The author, Mike Macnair, is, of course, a member of the PCC and supports its current line, along with the very policies some of these comrades disagree with. On the paper’s style, Mike Macnair expressed himself very clearly in the aggregate:
The Weekly Worker because of its style choices sounds weird to the majority of the far left ... do we capitulate on this? Obviously not ... this is the common package, the common views of the far left and, going along with that, you have the difference between what is said in public and what is said in private.
So you have internal discussion bulletins, which are fully separate from any public discussion, and it is for that reason that the majority of the far left - some of our co-thinkers and other comrades in the Marxist Unity Caucus in RS21 - think that the Weekly Worker has a bad culture: because it publishes internal discussions of other left organisations, because it is ‘rude’ about people we want to work with, people we want to be friends with. Because it insists on putting forward the CPGB’s programme, and not some cut-down version adapted to particular circumstances.
In the proposed amendments, the attempt to make only a very brief reference to our programme … and replace it with a sub-minimum programme is part of the same concept.
Here there is a fundamental difference between comrades who have been persuaded by pressure from people who are in some respects close to the CPGB, but who cling to the dominant culture of the left, saying we should water down aspects of the paper’s language and culture to grow in numbers, and those who believe that would mean a denial of our politics.
During the debate Jack Conrad touched on “halfway house” parties like Podemos, Die Linke, Syriza and Rifondazione Comunista. They are, he argued, not simply left reformist, but ex-‘official communist’ projects that failed to deliver fundamental change. He predicted the JCP would likewise fail unless transformed into a genuine Communist Party.
Ultimate goal
Many comrades argued that Corbyn must be criticised, not shielded. Stan Keable, for example, insisted that people must be reminded of “Corbynism first time”. Hopes were raised, then dashed. He urged the left to expose illusions in Corbyn’s leadership, particularly around concessions on false accusations of anti-Semitism and the subsequent witch-hunt, which weakened the movement. For comrade Keable, rebuilding the workers’ movement and unions is essential, rather than chasing electoral quick wins.

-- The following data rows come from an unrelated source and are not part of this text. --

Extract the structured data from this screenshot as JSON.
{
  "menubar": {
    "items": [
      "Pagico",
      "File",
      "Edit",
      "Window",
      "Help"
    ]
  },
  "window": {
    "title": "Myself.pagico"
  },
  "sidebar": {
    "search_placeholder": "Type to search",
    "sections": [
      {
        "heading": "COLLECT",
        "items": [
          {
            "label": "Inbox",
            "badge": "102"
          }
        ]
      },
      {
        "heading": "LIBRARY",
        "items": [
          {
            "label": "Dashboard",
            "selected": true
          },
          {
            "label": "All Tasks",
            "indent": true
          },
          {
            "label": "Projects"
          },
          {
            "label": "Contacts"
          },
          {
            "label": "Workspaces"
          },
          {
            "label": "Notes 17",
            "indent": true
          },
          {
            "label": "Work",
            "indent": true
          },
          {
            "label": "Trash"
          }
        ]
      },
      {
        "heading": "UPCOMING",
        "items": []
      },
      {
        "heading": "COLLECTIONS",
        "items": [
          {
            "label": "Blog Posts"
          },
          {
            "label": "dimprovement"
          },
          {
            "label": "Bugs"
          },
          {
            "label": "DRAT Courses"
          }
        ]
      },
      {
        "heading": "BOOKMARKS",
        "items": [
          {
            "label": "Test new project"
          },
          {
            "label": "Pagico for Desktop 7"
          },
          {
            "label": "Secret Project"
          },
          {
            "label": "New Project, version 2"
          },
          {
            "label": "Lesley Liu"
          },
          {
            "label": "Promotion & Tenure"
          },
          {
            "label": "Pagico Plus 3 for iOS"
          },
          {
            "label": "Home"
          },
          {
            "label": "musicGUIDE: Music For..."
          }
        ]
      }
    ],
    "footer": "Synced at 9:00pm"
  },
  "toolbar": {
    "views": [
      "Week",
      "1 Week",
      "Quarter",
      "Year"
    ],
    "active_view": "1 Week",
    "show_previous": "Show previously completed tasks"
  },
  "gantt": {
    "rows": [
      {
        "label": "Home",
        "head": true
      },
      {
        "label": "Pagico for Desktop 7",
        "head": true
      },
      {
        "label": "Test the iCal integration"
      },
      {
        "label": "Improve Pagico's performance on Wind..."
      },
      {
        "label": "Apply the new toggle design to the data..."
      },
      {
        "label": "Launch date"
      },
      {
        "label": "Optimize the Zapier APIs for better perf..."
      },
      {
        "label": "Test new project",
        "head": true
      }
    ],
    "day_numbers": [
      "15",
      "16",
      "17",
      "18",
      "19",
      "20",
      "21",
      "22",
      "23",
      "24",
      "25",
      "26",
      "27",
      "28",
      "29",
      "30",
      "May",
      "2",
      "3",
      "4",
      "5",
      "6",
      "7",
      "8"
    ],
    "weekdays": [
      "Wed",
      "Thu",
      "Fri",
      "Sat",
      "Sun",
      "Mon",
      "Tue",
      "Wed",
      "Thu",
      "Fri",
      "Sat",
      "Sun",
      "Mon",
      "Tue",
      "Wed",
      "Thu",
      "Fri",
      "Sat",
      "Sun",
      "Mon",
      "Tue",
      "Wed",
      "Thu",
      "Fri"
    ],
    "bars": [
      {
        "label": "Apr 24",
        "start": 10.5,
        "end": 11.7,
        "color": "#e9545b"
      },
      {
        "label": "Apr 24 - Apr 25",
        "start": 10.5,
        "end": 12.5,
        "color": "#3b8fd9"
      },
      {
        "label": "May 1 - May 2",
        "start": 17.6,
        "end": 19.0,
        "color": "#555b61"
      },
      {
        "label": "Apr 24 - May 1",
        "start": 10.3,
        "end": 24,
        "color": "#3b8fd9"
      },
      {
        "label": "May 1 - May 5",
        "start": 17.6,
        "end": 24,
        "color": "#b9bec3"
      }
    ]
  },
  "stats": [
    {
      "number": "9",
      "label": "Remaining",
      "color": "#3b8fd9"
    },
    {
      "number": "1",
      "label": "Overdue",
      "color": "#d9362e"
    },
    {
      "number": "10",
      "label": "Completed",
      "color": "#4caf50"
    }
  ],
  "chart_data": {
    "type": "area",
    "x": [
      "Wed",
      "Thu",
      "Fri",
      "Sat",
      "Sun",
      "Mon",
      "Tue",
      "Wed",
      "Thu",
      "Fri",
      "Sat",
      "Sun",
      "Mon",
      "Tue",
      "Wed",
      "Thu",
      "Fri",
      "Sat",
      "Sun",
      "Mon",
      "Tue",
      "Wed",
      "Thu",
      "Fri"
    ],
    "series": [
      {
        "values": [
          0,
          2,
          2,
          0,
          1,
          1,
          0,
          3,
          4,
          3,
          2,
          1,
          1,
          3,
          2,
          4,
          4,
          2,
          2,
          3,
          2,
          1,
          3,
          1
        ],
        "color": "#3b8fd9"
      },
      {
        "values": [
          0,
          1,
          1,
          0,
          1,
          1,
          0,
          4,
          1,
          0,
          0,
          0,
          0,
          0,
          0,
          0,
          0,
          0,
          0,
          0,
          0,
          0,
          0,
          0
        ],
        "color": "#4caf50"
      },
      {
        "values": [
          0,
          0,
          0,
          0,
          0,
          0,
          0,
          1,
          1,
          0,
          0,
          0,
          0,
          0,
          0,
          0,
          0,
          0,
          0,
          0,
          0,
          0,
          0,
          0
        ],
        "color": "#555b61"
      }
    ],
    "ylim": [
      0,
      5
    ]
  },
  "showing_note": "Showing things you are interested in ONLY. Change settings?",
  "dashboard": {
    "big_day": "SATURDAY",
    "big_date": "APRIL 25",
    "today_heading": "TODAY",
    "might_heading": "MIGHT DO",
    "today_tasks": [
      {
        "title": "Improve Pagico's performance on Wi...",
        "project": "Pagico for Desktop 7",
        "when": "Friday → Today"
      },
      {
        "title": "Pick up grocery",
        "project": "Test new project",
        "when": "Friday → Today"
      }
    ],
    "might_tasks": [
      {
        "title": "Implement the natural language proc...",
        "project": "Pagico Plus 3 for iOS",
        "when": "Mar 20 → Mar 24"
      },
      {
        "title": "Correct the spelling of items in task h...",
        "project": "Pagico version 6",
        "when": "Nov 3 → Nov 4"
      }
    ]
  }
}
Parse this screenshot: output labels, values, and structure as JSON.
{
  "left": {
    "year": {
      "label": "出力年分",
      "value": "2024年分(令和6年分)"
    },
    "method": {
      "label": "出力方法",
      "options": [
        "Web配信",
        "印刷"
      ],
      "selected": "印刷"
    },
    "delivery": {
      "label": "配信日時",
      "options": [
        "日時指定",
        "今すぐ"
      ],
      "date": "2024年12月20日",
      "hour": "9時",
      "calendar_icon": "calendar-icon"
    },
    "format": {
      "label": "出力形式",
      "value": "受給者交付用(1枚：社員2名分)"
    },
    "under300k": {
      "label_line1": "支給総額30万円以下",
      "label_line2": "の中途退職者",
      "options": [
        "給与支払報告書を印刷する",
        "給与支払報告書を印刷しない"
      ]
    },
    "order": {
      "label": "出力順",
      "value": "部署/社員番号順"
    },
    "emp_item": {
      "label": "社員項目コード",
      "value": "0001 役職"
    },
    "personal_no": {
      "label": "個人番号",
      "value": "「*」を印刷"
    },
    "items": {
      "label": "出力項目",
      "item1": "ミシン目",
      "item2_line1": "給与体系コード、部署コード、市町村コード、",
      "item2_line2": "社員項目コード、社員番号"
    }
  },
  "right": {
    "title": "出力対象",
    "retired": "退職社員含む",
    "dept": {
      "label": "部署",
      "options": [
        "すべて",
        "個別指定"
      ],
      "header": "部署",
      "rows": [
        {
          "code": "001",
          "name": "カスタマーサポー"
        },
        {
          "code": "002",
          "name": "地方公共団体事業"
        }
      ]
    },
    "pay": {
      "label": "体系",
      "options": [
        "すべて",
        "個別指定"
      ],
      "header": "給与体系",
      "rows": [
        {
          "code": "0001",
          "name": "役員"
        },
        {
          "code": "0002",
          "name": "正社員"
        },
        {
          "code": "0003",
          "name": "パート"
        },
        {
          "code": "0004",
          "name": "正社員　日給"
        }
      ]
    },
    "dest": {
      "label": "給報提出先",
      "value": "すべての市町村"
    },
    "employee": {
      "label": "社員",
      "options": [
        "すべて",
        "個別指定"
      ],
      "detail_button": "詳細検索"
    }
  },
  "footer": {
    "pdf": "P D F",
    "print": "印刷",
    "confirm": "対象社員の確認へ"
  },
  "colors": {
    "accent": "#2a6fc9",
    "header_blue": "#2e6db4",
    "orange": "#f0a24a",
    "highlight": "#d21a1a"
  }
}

The meeting voted on the proposed amendments, and the slightly amended PCC motion was passed unanimously. It was agreed we need more frequent meetings/aggregates at present, to discuss our interventions in the JCP/YP. The PCC is currently considering our approach and comrades will be kept informed.
Across the debate, certain themes recurred:
- Engagement is necessary: even if the JCP is flawed; ignoring it would be a mistake, given the scale of its support.
- Corbyn must be critiqued: blind loyalty is dangerous; his leadership is both uninspiring and structurally conservative.
- Programme before form: political clarity, not gimmicky democratic structures, is the key to building a genuine party.
Our ultimate goal is, of course, a Communist Party that can genuinely challenge capitalism, not another electoral halfway house.